Die Büros sind durch Innenhöfe lichtdurchflutet. Sie können in den Pausen auch als Aufenthaltsflächen genutzt werden. FOTO: Gira

Der innerbetriebliche Materialtransport werde über eine zentrale "Straße" abgewickelt mit direkter Anbindung an Produktion, Logistik und Versand. Beim Neubau wird nach dem großen Wachstum des Unternehmens in den vergangenen Jahren auch an die Zukunft gedacht. Bei späterer Notwendigkeit einer Vergrößerung kann die Produktion der Gira-Technik auf dem großen Gelände auf gleicher Ebene "in die Länge" wachsen, Lager und Versand dagegen würden "in die Breite" gehen. Über der eigentlichen Produktionsfläche entstehen energiesparende, lichtdurchflutete Büros mit begehbaren Innenhöfen. Ihren Platz finden soll dort auch die Innovationsabteilung. Die Dachterrasse wird Kantine, so dass die Mitarbeiter das Mittagessen bei gutem Wetter auch draußen genießen können.

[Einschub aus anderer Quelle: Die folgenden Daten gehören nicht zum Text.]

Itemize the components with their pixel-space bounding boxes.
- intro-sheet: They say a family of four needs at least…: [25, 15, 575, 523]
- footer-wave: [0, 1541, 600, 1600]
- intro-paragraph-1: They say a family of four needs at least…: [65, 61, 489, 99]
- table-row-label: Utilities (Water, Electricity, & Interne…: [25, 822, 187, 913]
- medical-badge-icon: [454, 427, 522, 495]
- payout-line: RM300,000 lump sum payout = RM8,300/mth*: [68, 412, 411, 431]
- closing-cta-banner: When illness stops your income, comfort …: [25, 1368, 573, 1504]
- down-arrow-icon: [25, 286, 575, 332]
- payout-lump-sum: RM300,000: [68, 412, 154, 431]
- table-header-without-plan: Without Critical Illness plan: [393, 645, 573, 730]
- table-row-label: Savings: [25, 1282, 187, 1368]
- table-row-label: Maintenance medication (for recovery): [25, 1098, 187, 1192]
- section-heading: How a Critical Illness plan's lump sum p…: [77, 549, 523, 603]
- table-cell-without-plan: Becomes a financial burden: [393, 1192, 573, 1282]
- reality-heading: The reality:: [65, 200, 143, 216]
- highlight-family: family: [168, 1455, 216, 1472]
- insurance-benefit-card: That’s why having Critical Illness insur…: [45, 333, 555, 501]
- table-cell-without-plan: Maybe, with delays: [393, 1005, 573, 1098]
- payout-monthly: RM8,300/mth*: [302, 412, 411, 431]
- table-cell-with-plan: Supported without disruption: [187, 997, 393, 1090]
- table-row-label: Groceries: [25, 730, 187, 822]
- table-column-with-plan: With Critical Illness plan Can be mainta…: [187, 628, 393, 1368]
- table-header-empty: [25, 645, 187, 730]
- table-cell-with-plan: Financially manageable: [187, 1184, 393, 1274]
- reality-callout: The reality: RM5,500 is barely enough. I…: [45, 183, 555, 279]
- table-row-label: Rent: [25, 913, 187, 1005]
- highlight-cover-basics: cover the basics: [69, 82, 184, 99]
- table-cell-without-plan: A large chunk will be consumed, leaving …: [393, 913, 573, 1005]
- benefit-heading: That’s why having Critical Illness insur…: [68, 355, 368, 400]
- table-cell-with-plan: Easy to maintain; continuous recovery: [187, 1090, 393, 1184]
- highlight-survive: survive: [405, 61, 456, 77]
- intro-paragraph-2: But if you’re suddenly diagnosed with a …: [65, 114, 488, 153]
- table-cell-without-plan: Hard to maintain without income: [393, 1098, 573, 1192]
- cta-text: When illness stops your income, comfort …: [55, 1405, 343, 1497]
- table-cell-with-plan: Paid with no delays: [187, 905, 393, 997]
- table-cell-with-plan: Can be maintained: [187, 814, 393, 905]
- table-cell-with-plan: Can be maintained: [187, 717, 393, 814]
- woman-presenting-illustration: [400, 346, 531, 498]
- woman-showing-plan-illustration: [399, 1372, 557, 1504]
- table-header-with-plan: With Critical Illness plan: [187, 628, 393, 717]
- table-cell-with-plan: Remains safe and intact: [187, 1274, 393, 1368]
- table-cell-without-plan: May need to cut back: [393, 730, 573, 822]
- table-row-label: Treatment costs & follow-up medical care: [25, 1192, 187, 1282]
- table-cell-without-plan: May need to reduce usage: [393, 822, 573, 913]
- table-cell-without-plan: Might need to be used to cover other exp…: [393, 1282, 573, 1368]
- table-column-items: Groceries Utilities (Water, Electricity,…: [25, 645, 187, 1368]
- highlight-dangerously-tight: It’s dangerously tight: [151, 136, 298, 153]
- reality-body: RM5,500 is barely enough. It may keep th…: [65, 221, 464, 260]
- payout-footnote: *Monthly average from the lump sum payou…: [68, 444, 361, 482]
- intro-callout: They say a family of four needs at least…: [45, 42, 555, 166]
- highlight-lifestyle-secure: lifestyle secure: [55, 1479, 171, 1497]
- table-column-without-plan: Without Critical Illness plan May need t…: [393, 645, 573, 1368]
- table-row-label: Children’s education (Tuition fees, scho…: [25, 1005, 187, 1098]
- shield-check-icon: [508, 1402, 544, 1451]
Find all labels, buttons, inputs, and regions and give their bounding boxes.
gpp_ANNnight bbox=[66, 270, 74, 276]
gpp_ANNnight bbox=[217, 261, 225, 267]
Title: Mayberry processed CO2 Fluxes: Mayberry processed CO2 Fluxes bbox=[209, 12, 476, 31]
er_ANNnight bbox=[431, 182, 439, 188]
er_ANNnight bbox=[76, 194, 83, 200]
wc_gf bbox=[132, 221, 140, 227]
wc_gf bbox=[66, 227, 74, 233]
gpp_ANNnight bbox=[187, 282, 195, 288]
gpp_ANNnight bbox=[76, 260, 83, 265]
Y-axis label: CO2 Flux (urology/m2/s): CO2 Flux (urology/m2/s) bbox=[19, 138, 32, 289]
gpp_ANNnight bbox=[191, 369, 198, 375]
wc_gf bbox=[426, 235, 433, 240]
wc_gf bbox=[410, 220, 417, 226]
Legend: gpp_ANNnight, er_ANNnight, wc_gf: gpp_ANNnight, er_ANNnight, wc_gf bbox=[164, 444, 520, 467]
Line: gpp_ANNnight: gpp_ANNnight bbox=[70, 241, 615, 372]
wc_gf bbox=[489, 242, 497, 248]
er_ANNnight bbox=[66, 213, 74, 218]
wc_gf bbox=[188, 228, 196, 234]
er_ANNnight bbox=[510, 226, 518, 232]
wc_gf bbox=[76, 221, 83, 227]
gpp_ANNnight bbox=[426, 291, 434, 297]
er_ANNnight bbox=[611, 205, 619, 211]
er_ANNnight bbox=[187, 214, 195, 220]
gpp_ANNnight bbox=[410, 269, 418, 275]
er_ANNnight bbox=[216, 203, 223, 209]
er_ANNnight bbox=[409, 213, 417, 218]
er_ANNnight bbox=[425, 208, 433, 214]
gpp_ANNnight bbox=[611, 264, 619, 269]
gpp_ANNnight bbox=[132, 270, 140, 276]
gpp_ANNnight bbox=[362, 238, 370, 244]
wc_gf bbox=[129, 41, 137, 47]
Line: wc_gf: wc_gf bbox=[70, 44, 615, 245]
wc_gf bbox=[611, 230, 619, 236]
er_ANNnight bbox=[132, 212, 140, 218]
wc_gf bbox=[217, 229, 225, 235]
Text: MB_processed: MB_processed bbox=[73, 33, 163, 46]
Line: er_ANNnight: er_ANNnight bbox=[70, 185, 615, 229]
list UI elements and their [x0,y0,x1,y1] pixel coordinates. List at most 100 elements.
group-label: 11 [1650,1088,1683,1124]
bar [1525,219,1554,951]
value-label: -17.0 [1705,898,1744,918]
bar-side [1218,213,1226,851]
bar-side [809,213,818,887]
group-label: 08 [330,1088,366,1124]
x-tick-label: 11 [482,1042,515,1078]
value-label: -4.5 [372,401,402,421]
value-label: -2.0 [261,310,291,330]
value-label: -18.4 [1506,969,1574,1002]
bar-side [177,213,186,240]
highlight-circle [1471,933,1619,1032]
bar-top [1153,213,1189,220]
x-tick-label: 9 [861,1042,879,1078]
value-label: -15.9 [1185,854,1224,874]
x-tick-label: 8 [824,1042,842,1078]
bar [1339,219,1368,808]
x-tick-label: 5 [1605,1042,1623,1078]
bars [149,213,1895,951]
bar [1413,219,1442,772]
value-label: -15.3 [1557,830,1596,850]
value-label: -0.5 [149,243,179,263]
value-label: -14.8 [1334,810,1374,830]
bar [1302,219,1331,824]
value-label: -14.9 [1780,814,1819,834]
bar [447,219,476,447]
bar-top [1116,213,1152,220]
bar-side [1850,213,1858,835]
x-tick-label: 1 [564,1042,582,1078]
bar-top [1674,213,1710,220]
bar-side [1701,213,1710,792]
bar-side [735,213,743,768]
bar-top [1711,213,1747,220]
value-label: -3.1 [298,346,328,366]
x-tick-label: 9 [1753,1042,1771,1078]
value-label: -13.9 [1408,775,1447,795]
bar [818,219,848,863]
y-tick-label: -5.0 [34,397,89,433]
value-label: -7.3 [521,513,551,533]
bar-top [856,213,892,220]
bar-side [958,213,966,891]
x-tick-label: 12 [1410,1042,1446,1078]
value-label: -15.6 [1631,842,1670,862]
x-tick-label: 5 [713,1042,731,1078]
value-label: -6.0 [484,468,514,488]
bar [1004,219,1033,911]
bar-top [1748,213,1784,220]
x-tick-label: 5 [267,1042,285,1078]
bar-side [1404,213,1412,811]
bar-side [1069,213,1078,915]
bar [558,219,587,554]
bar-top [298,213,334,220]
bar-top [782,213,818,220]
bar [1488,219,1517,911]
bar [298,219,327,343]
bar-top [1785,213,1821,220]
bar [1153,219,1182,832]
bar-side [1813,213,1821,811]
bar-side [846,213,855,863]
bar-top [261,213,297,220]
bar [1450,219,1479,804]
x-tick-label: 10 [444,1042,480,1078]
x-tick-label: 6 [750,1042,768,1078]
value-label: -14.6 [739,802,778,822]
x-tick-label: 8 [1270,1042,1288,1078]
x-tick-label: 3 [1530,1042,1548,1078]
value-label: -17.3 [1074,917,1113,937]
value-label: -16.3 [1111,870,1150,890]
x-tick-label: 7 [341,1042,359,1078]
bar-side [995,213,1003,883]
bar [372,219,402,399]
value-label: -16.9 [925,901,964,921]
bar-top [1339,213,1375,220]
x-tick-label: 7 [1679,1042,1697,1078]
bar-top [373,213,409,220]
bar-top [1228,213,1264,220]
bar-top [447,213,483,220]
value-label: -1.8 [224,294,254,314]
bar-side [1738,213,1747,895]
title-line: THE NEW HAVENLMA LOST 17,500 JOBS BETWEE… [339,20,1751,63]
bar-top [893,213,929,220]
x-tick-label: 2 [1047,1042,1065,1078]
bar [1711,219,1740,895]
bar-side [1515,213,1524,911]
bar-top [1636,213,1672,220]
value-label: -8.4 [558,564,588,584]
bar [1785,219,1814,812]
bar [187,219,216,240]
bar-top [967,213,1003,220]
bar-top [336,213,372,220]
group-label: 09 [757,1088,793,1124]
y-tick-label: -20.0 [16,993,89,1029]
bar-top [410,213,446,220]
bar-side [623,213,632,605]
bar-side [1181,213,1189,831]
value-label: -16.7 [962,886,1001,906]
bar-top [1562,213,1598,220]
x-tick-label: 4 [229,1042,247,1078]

Um die Kommunikation zwischen den Mitarbeitern der Produktion und denen der Verwaltung zu optimieren, ist die Errichtung eines "Mezzanin-Geschosses", einer Zwischen-Etage geplant. Sie dient Besprechungen mit Konferenzräumen und Sitzgruppen.

"Die optische Verzahnung der Außenfassade symbolisiert den engen Zusammenhalt von Produktion, Logistik, Versand und Innovation", heißt es weiter.